In a groundbreaking discovery, scientists have found that Earth continents have been drying at an unprecedented scale since 2002 with over 75% of the global population living in countries that are losing freshwater at alarming rates. The findings, published in Science Advances and led by Arizona State University, draw on more than two decades of satellite data and expose what experts are calling a “planetary wake-up call.”
Researchers identified four massive “mega-drying” regions across the Northern Hemisphere, driven by climate change, groundwater overuse, and intensifying droughts. The consequences, scientists warn, could reshape global water security, agriculture, sea levels, and geopolitical stability.
Freshwater Disappearing Twice as Fast as It’s Replenished
Using data from NASA’s GRACE and GRACE-FO satellite missions, the research team revealed that dry regions are expanding at a rate nearly twice the size of California each year. The rate at which dry areas are getting drier now surpasses the rate at which wet areas are getting wetter overturning long-held assumptions about the global water cycle.
One of the most alarming revelations: 68% of all terrestrial water loss is from groundwater alone. Groundwater is a vital, nonrenewable resource and the current rate of extraction is contributing more to sea-level rise than the melting of Greenland and Antarctica combined.
Mega-Drying Zones Are Now Global Hotspots
The research identifies four major zones of continental-scale drying:
•Southwestern North America and Central America — covering major U.S. food-producing areas and sprawling cities from Phoenix to Mexico City.
•Alaska and Northern Canada — where melting glaciers and permafrost threaten both ecosystems and agriculture.
•Northern Russia — experiencing rapid snow and ice loss across its vast high-latitude landscapes.
•Middle East–North Africa and Pan-Eurasia — spanning key cities like Cairo, Tehran, and Beijing, as well as vital farming regions across Ukraine, northwest India, and China’s North China Plain.
What especially concerning is that these regions are no longer isolated drought zones they’ve expanded and merged into large interconnected drying systems, affecting vast populations and economies.
A Tipping Point and a Shift in the Water Cycle
The study also marks 2014–2015 as a tipping point in Earth’s water balance. During a major El Niño event, climate extremes intensified, groundwater use spiked, and continental drying began to outpace even glacier melt.
An unexpected pattern also emerged: since 2014, drying has shifted from the Southern to the Northern Hemisphere a reversal not predicted by current climate models.
The Way Forward: Rethinking Water for the Planet
The researchers are calling for urgent action: new global groundwater management strategies, stronger international cooperation, and science-backed policies to slow the depletion. While climate change mitigation remains essential, the authors emphasize that immediate, region-specific water policy reforms could still make a difference.
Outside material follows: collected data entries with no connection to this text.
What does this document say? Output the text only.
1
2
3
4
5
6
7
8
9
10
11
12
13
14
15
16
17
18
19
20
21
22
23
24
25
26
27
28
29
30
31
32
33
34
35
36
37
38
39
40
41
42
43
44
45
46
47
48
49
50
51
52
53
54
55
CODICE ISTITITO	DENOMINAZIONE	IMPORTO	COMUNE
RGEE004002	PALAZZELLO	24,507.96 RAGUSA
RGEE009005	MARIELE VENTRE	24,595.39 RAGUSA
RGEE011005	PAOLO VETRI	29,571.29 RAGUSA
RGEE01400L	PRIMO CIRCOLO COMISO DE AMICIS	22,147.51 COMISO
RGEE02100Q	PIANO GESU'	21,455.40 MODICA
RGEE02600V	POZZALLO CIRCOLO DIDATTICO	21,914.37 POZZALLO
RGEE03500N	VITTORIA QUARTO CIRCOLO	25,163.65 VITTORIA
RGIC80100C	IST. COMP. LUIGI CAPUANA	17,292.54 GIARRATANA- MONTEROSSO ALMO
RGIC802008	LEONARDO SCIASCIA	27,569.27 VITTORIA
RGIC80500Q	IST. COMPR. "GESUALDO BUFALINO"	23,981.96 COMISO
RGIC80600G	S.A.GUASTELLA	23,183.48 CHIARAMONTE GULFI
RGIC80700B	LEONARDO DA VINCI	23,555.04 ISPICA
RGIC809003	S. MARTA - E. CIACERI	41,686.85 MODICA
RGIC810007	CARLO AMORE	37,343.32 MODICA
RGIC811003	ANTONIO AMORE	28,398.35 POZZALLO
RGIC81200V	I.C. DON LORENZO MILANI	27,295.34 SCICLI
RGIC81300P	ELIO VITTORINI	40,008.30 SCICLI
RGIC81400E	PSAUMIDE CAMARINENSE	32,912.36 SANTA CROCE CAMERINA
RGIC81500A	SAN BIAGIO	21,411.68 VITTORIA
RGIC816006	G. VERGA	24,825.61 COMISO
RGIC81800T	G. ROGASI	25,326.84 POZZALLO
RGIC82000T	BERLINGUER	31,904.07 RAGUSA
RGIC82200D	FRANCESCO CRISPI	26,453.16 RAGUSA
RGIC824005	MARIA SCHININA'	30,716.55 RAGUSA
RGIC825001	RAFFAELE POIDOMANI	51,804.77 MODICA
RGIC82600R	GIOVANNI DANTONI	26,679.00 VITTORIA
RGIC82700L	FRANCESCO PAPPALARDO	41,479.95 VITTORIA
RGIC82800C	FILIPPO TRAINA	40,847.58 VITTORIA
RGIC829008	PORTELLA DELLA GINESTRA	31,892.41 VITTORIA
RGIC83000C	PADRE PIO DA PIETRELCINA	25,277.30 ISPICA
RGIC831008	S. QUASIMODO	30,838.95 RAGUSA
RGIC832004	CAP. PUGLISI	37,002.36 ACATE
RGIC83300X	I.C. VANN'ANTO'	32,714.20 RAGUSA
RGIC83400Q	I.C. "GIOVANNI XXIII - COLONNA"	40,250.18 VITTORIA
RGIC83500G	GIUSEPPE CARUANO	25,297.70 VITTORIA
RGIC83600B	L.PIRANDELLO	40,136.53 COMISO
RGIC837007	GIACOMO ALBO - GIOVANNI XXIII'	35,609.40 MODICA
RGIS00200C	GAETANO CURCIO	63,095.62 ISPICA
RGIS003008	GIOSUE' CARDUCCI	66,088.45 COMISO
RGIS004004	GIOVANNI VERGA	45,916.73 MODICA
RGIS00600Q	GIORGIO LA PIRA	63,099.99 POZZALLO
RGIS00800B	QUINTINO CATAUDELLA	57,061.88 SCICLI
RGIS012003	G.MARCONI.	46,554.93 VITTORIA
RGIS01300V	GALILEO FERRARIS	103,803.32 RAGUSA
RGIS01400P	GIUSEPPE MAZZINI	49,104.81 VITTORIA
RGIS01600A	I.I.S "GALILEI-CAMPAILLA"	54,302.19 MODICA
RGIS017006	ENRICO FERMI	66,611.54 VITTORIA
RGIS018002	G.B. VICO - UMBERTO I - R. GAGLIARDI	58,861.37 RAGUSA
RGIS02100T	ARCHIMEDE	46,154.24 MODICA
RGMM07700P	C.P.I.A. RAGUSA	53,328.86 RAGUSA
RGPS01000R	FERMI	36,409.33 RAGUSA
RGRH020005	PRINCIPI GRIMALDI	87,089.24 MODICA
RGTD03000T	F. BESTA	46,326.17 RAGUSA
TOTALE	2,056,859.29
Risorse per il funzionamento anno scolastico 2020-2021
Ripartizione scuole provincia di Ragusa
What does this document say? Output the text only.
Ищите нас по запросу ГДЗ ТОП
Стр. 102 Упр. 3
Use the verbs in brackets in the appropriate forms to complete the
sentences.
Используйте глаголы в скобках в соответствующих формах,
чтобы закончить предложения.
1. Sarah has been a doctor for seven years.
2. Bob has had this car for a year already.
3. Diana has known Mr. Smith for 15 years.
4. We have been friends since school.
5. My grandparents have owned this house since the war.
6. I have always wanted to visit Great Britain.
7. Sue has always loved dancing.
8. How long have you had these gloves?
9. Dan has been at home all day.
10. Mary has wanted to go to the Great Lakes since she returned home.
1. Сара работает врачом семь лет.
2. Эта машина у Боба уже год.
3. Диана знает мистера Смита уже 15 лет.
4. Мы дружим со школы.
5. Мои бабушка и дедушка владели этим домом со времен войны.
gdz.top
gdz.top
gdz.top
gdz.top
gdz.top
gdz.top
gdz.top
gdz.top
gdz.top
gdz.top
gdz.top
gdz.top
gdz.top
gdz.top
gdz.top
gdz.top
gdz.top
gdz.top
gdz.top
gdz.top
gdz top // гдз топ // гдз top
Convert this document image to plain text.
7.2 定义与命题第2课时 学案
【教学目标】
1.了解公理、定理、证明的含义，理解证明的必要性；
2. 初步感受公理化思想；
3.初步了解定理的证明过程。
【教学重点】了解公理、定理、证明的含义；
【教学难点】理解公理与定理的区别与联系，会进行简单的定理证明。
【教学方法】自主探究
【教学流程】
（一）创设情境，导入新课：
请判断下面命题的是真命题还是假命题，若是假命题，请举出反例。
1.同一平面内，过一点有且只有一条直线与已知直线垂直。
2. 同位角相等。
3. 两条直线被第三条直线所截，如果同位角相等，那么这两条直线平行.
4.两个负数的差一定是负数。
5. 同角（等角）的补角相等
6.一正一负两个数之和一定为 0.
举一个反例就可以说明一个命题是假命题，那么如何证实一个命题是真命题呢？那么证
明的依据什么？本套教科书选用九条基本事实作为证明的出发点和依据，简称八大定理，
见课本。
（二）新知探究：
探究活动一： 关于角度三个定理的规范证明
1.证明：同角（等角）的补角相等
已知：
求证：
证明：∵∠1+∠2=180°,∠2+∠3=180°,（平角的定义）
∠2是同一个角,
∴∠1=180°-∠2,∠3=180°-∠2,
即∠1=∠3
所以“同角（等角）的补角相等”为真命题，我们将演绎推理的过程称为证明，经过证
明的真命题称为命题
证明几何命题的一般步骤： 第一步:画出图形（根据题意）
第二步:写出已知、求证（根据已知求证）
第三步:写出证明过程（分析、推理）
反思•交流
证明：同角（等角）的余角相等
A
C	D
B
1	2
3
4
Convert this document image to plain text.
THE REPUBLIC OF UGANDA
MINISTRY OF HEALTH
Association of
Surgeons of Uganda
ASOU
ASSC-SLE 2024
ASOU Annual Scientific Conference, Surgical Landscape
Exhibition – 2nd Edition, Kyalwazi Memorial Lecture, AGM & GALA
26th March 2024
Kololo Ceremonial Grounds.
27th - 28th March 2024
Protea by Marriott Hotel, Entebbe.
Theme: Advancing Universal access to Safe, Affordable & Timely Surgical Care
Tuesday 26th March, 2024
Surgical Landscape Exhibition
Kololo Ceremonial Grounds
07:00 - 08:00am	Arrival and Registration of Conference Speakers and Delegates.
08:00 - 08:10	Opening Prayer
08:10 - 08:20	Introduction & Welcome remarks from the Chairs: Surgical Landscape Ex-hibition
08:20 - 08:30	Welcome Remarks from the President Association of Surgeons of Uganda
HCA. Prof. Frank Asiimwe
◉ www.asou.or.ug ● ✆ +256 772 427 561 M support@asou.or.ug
The research will help inform a major upcoming World Bank report exploring the human and economic costs of the growing freshwater crisis and provide nations with actionable solutions to prevent deeper water insecurity in the decades ahead.
As the world population continues to rise, the shrinking freshwater supply could soon become one of humanity’s biggest challenges. And unlike many future climate threats, this one is already here spreading quietly, continent by continent.